Haluanindonesia.id – Membuka bulan September 2026, Promedia Group mengajak para jurnalis, baik mitra lingkup Promedia Group maupun eksternal untuk bertumbuh bersama.
Kali ini, Promedia Group sukses menggelar forum diskusi PRO-spective edisi #2 via daring pada Selasa, 1 September 2026.
PRO-spective yang merupakan agenda rutin Promedia Group ini, menghadirkan Founder & Director JatimNetwork.com, KabarBaitullah.com, dan WarnaNusa.com, Hari Setiawan.
Dalam agenda diskusi tersebut, Hari berbagi pengalaman tentang membangun dan mengelola media sesuai dengan segmentasi audiens.
Ia juga memaparkan perjalanan dirinya membangun KabarBaitullah.com, termasuk ketika memutuskan untuk fokus pada kata kunci dan audiens medianya.
Media KabarBaitullah.com, kata Hari, fokus pada kata kunci tentang haji, umrah, Makkah, dan Madinah.
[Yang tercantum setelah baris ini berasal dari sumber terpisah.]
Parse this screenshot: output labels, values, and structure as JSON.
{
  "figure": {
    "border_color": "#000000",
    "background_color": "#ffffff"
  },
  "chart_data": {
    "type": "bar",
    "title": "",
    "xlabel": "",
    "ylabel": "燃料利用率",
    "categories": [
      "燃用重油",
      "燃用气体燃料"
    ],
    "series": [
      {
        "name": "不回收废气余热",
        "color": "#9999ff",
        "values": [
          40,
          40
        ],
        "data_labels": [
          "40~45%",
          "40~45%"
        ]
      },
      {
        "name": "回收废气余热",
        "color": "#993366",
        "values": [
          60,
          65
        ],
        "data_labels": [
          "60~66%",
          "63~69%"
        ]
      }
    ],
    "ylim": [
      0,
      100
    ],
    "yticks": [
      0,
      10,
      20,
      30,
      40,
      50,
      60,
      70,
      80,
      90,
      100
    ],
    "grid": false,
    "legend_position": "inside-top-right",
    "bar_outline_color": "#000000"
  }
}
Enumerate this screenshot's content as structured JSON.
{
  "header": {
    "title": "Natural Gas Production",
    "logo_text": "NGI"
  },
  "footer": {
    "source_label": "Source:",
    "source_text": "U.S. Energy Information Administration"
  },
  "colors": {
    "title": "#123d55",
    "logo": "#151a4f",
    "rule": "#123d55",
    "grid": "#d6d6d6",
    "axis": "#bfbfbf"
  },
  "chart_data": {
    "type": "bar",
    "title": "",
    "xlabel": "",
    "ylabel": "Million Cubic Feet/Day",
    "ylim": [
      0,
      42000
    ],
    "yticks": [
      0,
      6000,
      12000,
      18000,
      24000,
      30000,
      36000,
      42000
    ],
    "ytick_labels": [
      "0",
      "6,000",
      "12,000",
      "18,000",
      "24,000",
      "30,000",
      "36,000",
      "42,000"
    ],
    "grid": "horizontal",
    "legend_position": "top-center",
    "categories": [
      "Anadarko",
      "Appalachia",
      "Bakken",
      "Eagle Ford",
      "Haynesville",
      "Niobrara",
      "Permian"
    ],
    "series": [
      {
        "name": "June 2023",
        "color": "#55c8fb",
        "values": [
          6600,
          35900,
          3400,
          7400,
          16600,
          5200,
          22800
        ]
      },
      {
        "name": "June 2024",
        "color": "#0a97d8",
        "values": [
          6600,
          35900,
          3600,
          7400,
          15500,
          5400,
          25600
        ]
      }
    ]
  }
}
Bagaimana Cara ‘Memancing’ Target Audiens?
Mengenai target audiens untuk media dengan niche tertentu, salah satu yang ditekankan oleh Hari adalah konsistensi konten, baik itu untuk website maupun media sosial.
“Kita harus aktif memperbarui media dan seluruh platform kita, jadi kalau kita punya website dan medsos harus aktif karena jangan-jangan kita mendatangkan audiens dari medsos,” ujar Hari dalam diskusi Selasa, 1 September 2026 malam.
“Nah, yang kedua itu kita menulis atau membuat konten di medsos itu harus akurat, bahaya banget kalau sampai salah tentang haji dan umrah,” lanjutnya.
Tips lain dari Hari, dirinya mengingatkan agar selalu membuka interaksi dengan pembaca, terlebih di era medsos seperti sekarang. Dengan interaksi bersama pembaca, telah memberi kesan ‘menyambut’ audiens baru.
Media untuk Menjawab Pertanyaan
Dalam membentuk KabarBaitullah.com, Hari mengungkapkan bahwa ada beberapa pihak yang menjadi lingkup audiens-nya, di antaranya para calon jemaah haji dan umrah, keluarga jemaah, hingga Kementerian Haji dan Umrah (Kemenhaj) beserta DPR.
“Kejelasan audiensi itu kunci bermedia, yaitu menjawab ‘Siapa’, yakni mereka yang sebenarnya membutuhkan konten kita. Kemudian ada ‘Bagaimana’, itu tentang cara penyajian konten. Seperti apa kontennya, bahasa yang mau dipakai, atau gaya judulnya,” terang Hari.
“Ada juga tentang ‘Apa,’ yaitu memperjelas platform dan distribusi kontennya. Jadi, KabarBaitullah.com ini ingin ikut berpartisipasi menyiapkan jemaah agar siap untuk haji dan umrah, bukan hanya sekadar media yang memberitakan tentang haji dan umrah,” imbuhnya.
Oleh karena itu, dirinya banyak mencari referensi mengenai apa saja yang sekiranya menjadi pertanyaan dari audiens.
“Kami berusaha menjawab problematika audiens kami. Saya harus menerka nih, orang yang interest dengan haji dan umrah butuh apa saja? Nah, itu yang kami jawab lewat konten,” sambungnya.
Menjalin Relasi dan ‘Menciptakan’ Komunitas
Sebagai media yang sudah berfokus pada tema tertentu, Hari membeberkan bahwa dirinya pun mencoba untuk menjalin relasi dengan pihak-pihak yang berpotensi berkaitan.
Pengalaman haji reguler 2025 dan menjadi petugas haji 2026, ia mengaku memiliki keuntungan untuk membangun relasi.
Group chat WhatsApp yang menjadi media penghubung sesama jemaah haji 2025 dan petugas haji 2026 menjadi tempat bagi Hari membangun relasi tersebut.
“Di group chat itu, setiap ada kabar baru atau breaking news tentang haji dan umrah, saya bisa membagikan link berita dari KabarBaitullah.com. Ada sekitar 700 nomor telepon di sana dan itu udah pasti langsung nyebar, makanya secara tidak langsung itu juga membangun komunitas,” tuturnya.
Mengelola media dengan niche yang sudah ditentukan, Hari sekali lagi menegaskan tentang konsistensi dan memperbaiki portofolio agar menjadi media yang dipercaya serta menjadi rujukan bagi pembacanya.